President Cyril Ramaphosa is headed for his first potentially bruising duel with the allies who supported him towards Nasrec as Cosatu threatened to pull out of the upcoming jobs summit, and potentially end the ruling alliance, if his government goes ahead with its alleged plan to retrench 30 000 civil servants.
The message to Ramaphosa is clear: hands off public sector workers’ jobs.
The public sector’s biggest union, the National Education, Health and Allied Workers Union (Nehawu), threatened to “fight fire with fire” against the retrenchments.
The outcry came as reports surfaced about a plan by Cabinet to retrench more than 30 000 civil servants in the next three years as a way to reduce the wage bill and to meet the Ramaphosa government’s budgetary austerity, and realise a lean administration.
According to a Mail & Guardian report, Treasury has set aside R4 billion for this financial year to kickstart the process of issuing severance packages to 30 000 staff in order to reduce the government’s salary bill by R20 billion.
“Nehawu is appalled by the mooted plan by government to lay off more than 30 000 public servants in the next three years as part of cost-cutting measures.
“As Nehawu, we will vehemently reject any job losses in the public service because of austerity measures meant to remedy the debt burden of the public service,” said Nehawu’s general secretary, Zola Saphetha.
“Workers will not continue to vote for a party that does not go out of its way to protect jobs and prioritise service delivery, hence it should not take our support for granted.”
Cosatu has entered the fray and even threatened to pull out of the jobs summit that Ramaphosa has planned later this year.
The federation, which had been part of organising a jobs summit, described the latest move as a “betrayal of the workers by the ANC government”.
“If these rumours of government retrenchments are true, then Cosatu will pull out of that job summit and will take the fight to the streets,” said Cosatu spokesperson Sizwe Pamla.
But Public Service and Administration Minister Ayanda Dlodlo denied government planned to implement mass retrenchments as reported.
Although she disputed the figures reported in the media, she did not say how many civil servants would be laid off.
“It is true that as part of a bigger plan to reorganise government, an employer-initiated severance package and early retirement without penalties, among other measures, are being considered.
“But government is yet to engage labour unions on the matter,” she said.
The restructuring instructed by Ramaphosa was meant to enhance service delivery and make the public administration more efficient.
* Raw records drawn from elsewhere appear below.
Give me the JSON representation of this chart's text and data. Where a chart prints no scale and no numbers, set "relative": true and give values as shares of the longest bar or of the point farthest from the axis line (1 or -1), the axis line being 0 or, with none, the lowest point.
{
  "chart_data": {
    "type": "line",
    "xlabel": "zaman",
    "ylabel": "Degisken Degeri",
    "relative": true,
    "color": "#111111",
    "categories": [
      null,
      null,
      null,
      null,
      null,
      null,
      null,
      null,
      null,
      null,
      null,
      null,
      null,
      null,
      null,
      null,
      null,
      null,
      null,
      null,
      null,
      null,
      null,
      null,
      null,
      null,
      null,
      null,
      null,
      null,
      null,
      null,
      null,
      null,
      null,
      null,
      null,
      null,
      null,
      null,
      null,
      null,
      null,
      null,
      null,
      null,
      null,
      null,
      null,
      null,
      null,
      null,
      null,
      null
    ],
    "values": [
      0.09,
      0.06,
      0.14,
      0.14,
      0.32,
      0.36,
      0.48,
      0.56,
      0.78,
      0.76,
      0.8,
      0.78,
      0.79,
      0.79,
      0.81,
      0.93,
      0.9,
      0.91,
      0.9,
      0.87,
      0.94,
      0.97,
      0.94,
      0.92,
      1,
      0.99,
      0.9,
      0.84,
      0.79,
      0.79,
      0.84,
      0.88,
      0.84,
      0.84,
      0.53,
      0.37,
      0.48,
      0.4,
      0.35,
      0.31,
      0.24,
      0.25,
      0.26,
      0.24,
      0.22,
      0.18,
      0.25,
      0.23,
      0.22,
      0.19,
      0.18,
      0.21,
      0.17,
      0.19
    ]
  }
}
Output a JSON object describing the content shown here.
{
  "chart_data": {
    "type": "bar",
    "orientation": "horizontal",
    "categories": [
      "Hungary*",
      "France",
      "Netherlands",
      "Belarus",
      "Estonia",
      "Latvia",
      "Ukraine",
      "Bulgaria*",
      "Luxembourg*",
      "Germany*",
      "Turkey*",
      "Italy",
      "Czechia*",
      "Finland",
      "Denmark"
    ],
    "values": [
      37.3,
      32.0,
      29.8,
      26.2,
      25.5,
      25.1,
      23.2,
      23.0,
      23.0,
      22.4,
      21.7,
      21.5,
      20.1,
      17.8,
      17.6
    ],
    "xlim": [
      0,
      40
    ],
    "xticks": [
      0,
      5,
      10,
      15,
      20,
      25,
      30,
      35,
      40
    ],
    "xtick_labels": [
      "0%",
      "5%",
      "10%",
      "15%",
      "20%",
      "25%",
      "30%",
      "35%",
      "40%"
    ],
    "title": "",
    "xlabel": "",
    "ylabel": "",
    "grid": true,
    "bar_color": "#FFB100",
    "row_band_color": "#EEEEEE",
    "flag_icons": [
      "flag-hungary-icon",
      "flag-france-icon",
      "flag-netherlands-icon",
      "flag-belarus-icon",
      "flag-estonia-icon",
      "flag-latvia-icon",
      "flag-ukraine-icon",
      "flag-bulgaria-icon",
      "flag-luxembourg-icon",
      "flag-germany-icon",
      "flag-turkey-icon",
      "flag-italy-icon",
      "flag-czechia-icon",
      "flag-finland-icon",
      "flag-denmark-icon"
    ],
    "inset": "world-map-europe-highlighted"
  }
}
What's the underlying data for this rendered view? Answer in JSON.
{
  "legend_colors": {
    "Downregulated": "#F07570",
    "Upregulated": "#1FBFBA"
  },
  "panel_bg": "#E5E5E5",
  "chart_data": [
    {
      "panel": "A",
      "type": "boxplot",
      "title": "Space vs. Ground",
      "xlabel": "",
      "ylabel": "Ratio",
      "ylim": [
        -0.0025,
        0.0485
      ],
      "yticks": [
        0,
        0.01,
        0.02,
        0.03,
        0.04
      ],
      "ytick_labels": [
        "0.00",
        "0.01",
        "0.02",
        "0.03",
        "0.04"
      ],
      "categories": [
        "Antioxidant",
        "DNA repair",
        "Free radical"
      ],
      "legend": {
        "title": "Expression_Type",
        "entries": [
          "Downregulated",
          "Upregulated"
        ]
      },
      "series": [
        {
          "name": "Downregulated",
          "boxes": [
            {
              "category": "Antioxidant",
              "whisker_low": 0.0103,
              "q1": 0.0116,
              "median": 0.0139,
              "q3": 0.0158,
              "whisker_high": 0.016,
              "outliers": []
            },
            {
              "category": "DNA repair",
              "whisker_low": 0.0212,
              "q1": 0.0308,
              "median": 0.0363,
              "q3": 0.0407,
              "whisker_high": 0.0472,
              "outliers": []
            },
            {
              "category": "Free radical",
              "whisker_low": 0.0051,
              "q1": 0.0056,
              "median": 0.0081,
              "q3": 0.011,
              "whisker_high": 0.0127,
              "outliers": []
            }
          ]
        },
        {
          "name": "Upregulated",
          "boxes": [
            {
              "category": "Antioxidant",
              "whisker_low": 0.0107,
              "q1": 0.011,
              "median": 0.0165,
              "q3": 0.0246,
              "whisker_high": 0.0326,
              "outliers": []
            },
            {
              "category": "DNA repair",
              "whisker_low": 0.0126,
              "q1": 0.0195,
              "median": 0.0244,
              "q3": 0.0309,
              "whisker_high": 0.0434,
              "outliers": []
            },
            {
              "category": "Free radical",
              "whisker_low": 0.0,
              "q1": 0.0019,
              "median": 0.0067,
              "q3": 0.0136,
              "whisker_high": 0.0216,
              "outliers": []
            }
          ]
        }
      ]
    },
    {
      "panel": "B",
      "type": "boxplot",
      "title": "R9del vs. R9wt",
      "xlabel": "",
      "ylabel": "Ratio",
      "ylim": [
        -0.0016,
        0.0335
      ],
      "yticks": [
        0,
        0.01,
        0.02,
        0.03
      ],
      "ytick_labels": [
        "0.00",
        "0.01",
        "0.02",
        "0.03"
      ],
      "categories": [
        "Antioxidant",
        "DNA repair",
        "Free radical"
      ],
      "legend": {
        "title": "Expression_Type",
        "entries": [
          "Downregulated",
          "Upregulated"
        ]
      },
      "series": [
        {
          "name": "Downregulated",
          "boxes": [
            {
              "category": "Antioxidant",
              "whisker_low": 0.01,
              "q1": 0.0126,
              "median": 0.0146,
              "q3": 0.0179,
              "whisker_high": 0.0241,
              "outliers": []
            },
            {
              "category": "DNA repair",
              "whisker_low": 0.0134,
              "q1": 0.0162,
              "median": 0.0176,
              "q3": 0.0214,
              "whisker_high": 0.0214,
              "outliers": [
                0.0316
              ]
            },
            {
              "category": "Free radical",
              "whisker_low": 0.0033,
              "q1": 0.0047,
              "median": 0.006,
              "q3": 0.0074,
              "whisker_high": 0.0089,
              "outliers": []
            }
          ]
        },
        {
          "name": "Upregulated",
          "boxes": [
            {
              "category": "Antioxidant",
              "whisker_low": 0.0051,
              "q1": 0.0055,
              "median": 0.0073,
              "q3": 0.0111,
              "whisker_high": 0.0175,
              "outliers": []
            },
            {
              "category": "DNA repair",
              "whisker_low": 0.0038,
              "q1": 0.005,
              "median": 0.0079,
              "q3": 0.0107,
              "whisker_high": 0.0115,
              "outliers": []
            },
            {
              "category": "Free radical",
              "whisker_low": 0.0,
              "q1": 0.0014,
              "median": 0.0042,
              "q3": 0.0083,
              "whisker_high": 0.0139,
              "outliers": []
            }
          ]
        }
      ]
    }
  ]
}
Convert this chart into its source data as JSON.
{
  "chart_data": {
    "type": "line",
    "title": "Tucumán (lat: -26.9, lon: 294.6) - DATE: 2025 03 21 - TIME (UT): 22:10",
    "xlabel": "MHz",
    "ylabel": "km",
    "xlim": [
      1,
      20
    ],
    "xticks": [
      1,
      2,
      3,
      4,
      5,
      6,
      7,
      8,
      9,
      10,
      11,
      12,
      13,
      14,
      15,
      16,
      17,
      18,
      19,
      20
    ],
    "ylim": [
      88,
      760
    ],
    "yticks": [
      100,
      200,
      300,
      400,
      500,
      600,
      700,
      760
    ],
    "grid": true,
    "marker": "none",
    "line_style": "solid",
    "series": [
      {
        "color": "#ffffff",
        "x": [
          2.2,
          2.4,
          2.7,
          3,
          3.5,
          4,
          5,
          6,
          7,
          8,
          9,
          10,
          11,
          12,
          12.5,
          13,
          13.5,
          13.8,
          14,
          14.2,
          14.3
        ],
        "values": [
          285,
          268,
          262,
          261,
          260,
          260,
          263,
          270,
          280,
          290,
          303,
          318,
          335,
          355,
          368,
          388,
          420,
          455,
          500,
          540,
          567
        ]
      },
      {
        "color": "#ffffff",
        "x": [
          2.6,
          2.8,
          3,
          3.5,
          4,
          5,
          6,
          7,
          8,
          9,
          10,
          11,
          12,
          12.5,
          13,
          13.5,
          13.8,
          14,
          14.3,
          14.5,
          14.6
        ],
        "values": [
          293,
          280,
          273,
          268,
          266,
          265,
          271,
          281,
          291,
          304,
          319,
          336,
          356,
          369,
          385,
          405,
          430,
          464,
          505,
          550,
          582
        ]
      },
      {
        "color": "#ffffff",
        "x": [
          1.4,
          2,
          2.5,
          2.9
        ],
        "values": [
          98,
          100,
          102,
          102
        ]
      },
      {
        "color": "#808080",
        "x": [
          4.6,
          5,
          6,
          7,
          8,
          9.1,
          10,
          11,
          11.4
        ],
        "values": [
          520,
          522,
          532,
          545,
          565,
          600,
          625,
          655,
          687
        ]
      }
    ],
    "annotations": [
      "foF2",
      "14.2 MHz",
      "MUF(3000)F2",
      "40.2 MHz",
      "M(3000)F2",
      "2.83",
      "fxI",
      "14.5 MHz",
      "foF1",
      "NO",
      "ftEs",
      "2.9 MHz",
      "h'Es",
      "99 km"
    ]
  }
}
The process would not only affect government departments, but also specialised stateowned enterprises.
“Of course, the plans to reconfigure government could result in a reduced public administration and executive, and a clearly defined role of the national administration within national government, but this process will be undertaken meticulously and not in a dramatic, wholesale retrenchment of state employees,” said Dlodlo.
Saphetha said his union would not take the planned job cuts lying down.
“In this regard, we warn government not to take any impulsive decision which might badly affect workers and service delivery. Working with other Cosatu public sector unions, we will seek a meeting with government to raise these issues,” Saphetha said.
Pamla said the decision would be an abandonment by the ANC of its 2014 manifesto commitment to reduce outsourcing and to enhance the state’s capacity to directly provide goods and services.
The federation has organised a two-day special central executive committee meeting on Monday to discuss the issue.
A senior civil servant, who preferred to remain anonymous, said the ANC would lose votes if the government retrenched civil servants.
“The government must deal with corruption and not retrench people. Cyril is going to lose votes for the ANC. I don’t think this will be possible while we are going to elections. I don’t think he will implement this one. It could collapse the alliance, it would be very ugly.
“Public service would come to standstill,” he said.
The SA Federation of Trade Unions (Saftu) described the plan as an “outrageous slaughter of jobs”.
The federation’s general secretary, Zwelinzima Vavi, said the decision has been taken in order to comply with the instructions of the ratings agencies, the IMF and the World Bank, “who hold a view that our public service is bloated”.
The presidency couldn’t be reached for comment.